Le bâtiment du Conseil des gouverneurs de la Réserve Fédérale Marriner S. Eccles à Washington, D.C. (wikimedia.org)
Le bâtiment du Conseil des gouverneurs de la Réserve Fédérale Marriner S. Eccles à Washington, D.C. (wikimedia.org)

Mais les outils dont dispose la Fed comportent tous des risques.

Si elle reprenait les achats massifs de Bons du Trésor, l'effet immédiat pourrait être stabilisateur : les rendements diminueraient, les actifs à risque pourraient se redresser et la liquidité reviendrait. Mais le faire dans l'environnement actuel risque de relancer l'inflation, de saper la crédibilité de la banque centrale et de paraître politiquement compromis.

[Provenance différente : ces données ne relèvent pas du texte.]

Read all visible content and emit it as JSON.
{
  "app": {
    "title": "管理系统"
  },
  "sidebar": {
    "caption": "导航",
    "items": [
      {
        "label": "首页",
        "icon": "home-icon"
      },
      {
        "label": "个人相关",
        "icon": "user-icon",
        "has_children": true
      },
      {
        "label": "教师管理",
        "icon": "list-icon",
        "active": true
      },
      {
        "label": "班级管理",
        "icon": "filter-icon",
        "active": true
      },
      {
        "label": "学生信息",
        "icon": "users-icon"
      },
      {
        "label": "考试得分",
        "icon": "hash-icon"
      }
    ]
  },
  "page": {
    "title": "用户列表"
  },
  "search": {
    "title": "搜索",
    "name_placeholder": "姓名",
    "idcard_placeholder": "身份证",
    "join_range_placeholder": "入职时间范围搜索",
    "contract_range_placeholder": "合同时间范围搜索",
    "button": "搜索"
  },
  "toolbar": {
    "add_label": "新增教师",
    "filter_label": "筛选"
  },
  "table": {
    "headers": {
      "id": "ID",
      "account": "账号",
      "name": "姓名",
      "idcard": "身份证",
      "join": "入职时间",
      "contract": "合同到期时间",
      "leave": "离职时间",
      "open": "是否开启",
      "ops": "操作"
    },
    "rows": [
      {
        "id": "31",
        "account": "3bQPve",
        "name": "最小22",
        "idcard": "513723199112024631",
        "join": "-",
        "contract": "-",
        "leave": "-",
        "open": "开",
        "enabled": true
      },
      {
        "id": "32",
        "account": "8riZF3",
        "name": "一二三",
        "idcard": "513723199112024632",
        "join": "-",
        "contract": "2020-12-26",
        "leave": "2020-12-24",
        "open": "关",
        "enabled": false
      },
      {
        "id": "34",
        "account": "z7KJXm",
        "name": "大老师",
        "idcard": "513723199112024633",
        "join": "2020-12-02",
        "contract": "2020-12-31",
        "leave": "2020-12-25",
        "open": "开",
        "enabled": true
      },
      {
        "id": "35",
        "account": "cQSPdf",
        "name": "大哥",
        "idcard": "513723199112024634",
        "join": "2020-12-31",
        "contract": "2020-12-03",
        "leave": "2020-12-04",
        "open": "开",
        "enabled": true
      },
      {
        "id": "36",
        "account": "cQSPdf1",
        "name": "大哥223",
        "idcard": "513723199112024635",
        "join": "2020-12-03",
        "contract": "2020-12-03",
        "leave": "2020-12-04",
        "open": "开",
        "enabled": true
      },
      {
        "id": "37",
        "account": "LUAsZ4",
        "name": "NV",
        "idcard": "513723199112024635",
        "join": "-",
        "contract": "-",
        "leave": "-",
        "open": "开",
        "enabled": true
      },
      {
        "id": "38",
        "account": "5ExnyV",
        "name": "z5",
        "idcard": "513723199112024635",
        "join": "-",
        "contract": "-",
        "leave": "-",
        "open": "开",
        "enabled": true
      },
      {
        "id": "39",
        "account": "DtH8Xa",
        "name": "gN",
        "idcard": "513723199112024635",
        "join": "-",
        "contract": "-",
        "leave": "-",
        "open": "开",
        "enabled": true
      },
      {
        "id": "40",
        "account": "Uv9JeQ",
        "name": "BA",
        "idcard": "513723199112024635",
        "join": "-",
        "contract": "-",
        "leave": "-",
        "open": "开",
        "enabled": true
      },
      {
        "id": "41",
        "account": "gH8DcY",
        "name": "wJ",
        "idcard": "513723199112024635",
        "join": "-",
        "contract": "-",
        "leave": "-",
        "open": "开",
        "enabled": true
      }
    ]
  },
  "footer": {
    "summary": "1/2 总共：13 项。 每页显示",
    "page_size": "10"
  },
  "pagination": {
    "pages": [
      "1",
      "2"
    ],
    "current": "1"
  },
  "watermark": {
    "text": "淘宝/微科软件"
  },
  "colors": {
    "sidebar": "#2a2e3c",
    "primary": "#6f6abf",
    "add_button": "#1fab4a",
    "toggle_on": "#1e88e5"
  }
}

L'assouplissement quantitatif (QE) est un outil de politique monétaire où les banques centrales, comme la Fed, achètent des actifs (souvent des obligations d'État) sur le marché libre pour injecter de l'argent dans le système financier. Cette action vise à abaisser les taux d'intérêt à long terme, à stimuler les prêts et les investissements, et à stimuler l'activité économique, ce qui a un impact sur les marchés financiers.

Plusieurs analystes affirment maintenant que la Fed approche d'un "point de non-retour". Selon un directeur de la recherche sur le revenu fixe, "Il ne s'agit pas d'un débat sur la réduction progressive des achats d'actifs (tapering). C'est existentiel. Si les Bons du Trésor perdent leur prime de valeur refuge, la Fed n'a pas d'autre choix que de soutenir le marché, même si cela signifie revenir sur des années de normalisation."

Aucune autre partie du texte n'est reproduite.